How to iterate over multiline strings in Go
In this article, we will discuss the best approach to iterating over each line of a newline delimited string (such as the contents of text files) in Go
If you need to iterate over each line of a string in Go (such as each line of a
file), you can use the bufio.Scanner
type which provides a convenient
interface for reading data such as lines of text from any source. The way to
create a Scanner from a multiline string is
by using the bufio.NewScanner()
method which takes in any type that implements
the io.Reader interface as its only
argument.
If you want to read a file line by line, you can call os.Open()
on the
file name and pass the resulting os.File
to NewScanner()
since it implements
io.Reader
. You can also cause an ordinary string to implement the io.Reader
interface by calling the strings.NewReader()
method on it.
Once you have a Scanner, you can call the Scan()
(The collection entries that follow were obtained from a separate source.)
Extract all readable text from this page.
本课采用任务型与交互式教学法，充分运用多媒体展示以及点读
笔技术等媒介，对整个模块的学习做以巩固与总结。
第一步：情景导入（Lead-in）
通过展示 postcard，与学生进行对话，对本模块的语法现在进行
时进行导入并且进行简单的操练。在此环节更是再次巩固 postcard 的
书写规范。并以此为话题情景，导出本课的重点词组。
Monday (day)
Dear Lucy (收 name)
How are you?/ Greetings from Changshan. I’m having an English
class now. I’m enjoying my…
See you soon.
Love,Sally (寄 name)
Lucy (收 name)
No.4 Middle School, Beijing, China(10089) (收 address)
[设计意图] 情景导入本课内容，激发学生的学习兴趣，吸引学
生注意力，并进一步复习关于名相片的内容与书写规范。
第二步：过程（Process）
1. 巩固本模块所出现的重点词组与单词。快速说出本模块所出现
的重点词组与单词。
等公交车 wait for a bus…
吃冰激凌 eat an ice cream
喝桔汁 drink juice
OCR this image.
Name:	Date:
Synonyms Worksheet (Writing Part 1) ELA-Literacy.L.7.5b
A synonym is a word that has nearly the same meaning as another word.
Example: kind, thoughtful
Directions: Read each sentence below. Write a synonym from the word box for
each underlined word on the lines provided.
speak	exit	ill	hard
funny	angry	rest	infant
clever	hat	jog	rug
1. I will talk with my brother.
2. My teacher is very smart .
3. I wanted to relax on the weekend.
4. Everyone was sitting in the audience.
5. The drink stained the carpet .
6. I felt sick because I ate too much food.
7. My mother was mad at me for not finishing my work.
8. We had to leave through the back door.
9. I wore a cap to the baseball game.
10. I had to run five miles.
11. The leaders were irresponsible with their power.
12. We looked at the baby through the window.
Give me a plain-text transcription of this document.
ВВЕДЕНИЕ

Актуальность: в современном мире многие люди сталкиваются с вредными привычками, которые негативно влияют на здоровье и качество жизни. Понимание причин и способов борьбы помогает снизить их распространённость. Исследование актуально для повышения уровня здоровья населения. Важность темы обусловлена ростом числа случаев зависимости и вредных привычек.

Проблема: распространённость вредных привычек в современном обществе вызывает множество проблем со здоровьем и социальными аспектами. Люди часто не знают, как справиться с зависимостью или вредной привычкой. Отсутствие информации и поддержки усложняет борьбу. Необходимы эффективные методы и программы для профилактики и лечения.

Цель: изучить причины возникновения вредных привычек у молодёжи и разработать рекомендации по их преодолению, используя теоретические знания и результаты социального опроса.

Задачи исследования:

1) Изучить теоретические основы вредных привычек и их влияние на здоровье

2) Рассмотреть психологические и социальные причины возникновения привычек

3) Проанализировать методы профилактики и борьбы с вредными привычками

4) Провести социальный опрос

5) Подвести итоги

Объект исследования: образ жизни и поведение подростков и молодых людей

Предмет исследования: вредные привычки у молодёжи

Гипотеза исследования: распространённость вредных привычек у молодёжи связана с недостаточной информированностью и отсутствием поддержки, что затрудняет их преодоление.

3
method to advance to the next
line which can be accessed through the Text()
method. Scan()
returns a
boolean each time it is called. It will return false
if there are no more
lines.
Here’s an example that reads an HTML file line by line in Go. Here’s the file in question:
<!DOCTYPE html>
<html lang="en">
<head>
<meta charset="UTF-8" />
<meta name="viewport" content="width=device-width, initial-scale=1.0" />
<meta http-equiv="X-UA-Compatible" content="ie=edge" />
<title>Document</title>
</head>
<body>
<script></script>
</body>
</html>
And here’s the code to iterate over each line in the file:
package main
import (
"bufio"
"fmt"
"log"
"os"
)
func main() {
file, err := os.Open("index.html")
if err != nil {
log.Fatal(err)
}
scanner := bufio.NewScanner(file)
counter := 1
for scanner.Scan() {
line := scanner.Text()
fmt.Printf("Line %02d -> %s\n", counter, line)
counter++
}
if scanner.Err() != nil {
log.Println(scanner.Err())
}
}
Line 01 -> <!DOCTYPE html>
Line 02 -> <html lang="en">
Line 03 -> <head>
Line 04 -> <meta charset="UTF-8" />
Line 05 -> <meta name="viewport" content="width=device-width, initial-scale=1.0" />
Line 06 -> <meta http-equiv="X-UA-Compatible" content="ie=edge" />
Line 07 -> <title>Document</title>
Line 08 -> </head>
Line 09 -> <body>
Line 10 -> <script></script>
Line 11 -> </body>
Line 12 -> </html>
The for
loop above will continue until the Scan()
method returns false. Each
time Scan()
is invoked, the next line is accessed using scanner.Text()
and
printed to the standard output. Errors must be handled by checking if
scanner.Err()
is not equal to nil
. It returns the first non-EOF error that was encountered by the Scanner.
Thanks for reading, and happy coding!